He explained that a reverse mortgage is similar to a conventional first-charge mortgage with two crucial differences: it does not have the obligation of monthly payments and it concurrently allows clients to access their home equity without tax impact or otherwise selling off appreciating investment portfolios.
This is of particular significance to advisors offering advanced investment and insurance strategies. With regards to the latter, Cairns said a lot of the long-term experienced insurance professionals they connected with had large books of business gained over 20–30-year careers. Many of their clients began permanent insurance policies in their 30s and 40s but are now entering retirement and facing significant challenges remaining committed to ongoing premium payments.

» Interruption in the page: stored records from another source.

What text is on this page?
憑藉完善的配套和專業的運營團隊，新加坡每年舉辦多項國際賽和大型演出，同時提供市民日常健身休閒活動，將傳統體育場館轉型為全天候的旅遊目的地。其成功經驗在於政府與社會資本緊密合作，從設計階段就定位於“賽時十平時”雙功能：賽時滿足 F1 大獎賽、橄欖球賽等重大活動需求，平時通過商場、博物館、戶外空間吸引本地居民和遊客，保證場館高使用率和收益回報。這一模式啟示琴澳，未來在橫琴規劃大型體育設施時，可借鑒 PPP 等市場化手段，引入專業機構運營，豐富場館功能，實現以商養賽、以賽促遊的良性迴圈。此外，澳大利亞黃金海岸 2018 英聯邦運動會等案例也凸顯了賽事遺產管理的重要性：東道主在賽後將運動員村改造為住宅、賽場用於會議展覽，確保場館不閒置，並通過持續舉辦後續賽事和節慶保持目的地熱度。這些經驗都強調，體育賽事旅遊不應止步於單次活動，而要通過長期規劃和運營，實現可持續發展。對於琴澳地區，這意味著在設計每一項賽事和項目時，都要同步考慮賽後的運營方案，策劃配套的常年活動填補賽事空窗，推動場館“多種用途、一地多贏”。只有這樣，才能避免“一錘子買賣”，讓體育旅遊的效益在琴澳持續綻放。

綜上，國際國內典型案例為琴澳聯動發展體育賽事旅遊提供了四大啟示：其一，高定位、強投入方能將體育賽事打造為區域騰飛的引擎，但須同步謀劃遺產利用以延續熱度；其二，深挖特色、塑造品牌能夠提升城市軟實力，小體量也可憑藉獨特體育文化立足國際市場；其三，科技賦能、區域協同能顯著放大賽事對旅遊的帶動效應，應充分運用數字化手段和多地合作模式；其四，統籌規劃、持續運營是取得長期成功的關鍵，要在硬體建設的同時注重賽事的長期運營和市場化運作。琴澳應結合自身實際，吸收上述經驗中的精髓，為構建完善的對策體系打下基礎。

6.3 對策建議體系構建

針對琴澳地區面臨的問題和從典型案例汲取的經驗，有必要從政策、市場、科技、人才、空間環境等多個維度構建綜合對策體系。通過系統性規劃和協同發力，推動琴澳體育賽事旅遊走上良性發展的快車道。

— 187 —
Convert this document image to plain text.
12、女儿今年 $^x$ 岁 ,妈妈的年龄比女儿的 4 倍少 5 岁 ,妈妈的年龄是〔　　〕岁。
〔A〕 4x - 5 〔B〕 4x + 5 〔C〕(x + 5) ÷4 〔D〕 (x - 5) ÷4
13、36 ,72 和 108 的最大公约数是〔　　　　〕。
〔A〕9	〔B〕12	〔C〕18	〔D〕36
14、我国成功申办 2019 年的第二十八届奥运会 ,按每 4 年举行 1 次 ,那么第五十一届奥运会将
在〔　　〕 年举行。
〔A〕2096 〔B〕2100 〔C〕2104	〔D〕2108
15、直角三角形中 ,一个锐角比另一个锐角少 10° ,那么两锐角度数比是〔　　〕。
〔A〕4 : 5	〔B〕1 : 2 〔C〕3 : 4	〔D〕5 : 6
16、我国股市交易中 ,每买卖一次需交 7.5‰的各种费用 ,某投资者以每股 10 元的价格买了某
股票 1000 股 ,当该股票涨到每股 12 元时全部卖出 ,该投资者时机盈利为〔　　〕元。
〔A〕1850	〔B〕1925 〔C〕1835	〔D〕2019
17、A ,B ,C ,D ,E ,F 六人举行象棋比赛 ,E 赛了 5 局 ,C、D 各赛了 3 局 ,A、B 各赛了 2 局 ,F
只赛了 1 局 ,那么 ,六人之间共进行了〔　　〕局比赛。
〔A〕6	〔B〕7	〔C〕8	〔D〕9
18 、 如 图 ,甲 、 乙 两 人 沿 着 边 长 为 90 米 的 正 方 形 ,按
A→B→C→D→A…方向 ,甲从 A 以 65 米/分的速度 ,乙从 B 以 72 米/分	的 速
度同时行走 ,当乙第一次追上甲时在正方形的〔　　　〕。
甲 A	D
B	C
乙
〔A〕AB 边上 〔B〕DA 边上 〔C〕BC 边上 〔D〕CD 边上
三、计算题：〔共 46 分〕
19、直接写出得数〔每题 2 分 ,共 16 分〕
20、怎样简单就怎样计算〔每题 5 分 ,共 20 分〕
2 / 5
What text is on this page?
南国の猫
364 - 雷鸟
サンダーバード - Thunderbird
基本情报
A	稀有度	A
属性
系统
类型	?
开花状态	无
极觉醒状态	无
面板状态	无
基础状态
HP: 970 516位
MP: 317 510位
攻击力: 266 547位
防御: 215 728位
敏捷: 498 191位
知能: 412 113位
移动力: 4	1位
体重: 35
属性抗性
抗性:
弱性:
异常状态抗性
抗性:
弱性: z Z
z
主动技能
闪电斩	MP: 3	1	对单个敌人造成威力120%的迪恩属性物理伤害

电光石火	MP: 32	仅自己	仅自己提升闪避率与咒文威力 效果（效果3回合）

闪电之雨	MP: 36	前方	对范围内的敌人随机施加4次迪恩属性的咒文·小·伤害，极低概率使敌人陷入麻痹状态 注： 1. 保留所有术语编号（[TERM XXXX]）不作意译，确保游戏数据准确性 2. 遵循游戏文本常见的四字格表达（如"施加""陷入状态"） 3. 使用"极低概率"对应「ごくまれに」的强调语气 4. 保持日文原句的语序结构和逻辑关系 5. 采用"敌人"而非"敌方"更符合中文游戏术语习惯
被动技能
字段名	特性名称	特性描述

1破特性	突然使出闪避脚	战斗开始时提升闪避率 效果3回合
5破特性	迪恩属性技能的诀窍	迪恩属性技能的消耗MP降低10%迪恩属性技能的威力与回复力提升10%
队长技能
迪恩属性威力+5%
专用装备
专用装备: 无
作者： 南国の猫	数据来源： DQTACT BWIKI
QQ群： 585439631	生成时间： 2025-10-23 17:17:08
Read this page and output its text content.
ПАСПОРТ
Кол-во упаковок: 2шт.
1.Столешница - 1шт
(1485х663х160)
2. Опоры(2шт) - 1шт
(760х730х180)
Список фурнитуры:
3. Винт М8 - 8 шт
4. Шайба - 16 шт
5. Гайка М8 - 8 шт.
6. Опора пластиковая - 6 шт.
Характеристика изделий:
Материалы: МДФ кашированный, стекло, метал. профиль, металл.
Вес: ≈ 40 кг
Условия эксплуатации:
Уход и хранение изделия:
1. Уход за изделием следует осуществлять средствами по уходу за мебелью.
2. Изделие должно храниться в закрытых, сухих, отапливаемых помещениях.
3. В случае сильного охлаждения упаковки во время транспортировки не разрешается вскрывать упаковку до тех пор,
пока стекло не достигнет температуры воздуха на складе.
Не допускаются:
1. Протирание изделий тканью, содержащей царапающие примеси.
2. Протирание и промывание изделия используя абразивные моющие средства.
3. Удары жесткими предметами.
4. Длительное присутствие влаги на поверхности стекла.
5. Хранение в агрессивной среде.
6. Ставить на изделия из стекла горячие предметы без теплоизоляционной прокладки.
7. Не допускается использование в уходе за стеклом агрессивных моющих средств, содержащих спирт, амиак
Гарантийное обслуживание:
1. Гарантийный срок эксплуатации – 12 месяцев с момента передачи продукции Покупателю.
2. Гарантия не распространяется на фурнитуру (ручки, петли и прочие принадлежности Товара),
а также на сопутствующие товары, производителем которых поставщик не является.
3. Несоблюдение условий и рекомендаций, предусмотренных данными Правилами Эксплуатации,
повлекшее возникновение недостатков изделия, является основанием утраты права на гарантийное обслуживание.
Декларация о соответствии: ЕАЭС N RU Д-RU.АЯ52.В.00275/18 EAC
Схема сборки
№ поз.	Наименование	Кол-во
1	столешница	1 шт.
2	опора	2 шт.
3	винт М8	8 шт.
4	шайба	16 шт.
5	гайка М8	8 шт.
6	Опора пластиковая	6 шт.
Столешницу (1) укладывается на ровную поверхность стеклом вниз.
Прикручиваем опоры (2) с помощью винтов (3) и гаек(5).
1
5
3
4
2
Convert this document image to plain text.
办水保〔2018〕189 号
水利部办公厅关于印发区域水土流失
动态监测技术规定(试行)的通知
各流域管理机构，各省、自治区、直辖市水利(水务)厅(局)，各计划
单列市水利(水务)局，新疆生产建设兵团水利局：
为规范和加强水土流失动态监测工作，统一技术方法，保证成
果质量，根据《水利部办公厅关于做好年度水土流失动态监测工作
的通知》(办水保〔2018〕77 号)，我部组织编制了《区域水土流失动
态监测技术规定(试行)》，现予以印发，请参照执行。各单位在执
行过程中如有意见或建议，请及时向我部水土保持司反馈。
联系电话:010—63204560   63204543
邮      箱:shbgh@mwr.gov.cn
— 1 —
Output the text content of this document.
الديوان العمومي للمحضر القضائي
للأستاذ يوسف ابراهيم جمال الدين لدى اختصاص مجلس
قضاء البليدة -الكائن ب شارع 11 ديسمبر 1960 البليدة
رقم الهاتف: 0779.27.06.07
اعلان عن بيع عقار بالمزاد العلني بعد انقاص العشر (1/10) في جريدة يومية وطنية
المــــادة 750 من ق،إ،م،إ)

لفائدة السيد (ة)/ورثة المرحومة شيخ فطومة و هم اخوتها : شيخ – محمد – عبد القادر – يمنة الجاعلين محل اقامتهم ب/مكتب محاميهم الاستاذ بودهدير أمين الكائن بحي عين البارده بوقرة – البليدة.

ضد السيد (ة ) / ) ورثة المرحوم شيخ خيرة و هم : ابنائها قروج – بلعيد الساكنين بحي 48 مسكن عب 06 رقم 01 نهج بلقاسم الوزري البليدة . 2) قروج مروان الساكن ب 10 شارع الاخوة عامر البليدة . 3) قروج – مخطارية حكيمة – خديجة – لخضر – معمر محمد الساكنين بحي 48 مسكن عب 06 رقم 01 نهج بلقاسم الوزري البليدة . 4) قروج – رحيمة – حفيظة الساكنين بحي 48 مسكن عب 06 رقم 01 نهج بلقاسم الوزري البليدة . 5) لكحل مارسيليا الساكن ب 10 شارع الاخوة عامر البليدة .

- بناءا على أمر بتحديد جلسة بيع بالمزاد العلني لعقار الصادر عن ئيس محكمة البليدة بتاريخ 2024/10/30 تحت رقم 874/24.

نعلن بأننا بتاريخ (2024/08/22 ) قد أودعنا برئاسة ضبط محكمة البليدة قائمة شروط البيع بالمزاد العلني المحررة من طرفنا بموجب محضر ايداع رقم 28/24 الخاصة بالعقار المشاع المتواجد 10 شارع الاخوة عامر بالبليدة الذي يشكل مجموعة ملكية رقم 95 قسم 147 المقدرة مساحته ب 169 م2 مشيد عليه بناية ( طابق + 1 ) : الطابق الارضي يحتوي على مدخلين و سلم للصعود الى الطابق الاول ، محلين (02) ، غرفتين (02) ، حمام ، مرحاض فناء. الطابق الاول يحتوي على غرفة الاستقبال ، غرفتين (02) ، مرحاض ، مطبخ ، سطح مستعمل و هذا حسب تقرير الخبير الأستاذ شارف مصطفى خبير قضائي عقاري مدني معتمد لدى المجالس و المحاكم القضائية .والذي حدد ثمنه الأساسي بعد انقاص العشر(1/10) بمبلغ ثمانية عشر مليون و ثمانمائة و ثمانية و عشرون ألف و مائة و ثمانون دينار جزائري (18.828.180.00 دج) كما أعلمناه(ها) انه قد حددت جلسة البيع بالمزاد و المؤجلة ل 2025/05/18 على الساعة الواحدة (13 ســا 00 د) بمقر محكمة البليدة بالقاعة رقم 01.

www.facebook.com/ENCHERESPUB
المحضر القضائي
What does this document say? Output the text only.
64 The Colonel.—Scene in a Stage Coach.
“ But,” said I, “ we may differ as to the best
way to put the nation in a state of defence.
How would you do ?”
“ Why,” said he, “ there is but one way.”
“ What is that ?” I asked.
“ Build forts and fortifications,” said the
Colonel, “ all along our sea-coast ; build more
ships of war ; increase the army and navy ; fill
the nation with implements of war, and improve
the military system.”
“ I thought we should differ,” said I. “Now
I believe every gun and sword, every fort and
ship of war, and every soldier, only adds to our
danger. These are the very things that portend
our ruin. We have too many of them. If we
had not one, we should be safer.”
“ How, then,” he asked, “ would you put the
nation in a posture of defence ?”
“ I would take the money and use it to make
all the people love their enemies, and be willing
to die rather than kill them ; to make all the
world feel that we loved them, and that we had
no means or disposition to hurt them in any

In addition to this, the underlying benefits in these legacy insurance policies that these agents were offering tended to have more benefits than similar policies that are issued today. In short, they are well worth keeping.
Cairns said: “Essentially, what we can do is provide cash flow to keep the existing book of superior insurance products in force, as opposed to clients either cashing out or lapsing their policy. As much as we would like to see a 70-year-old qualify for a new insurance policy, they don't qualify in quite the same way as they used to when they were in their 30s and 40s.”
With a significant portion of an insurance practice’s work involved in keeping existing clients committed to the original proposition, where is the cash going to come from if clients have retired? Well, those same families may have bought a house back then for around $300,000, only to have “woken up to the pleasant reality” that their home is now worth more than a $1 million, Cairns said.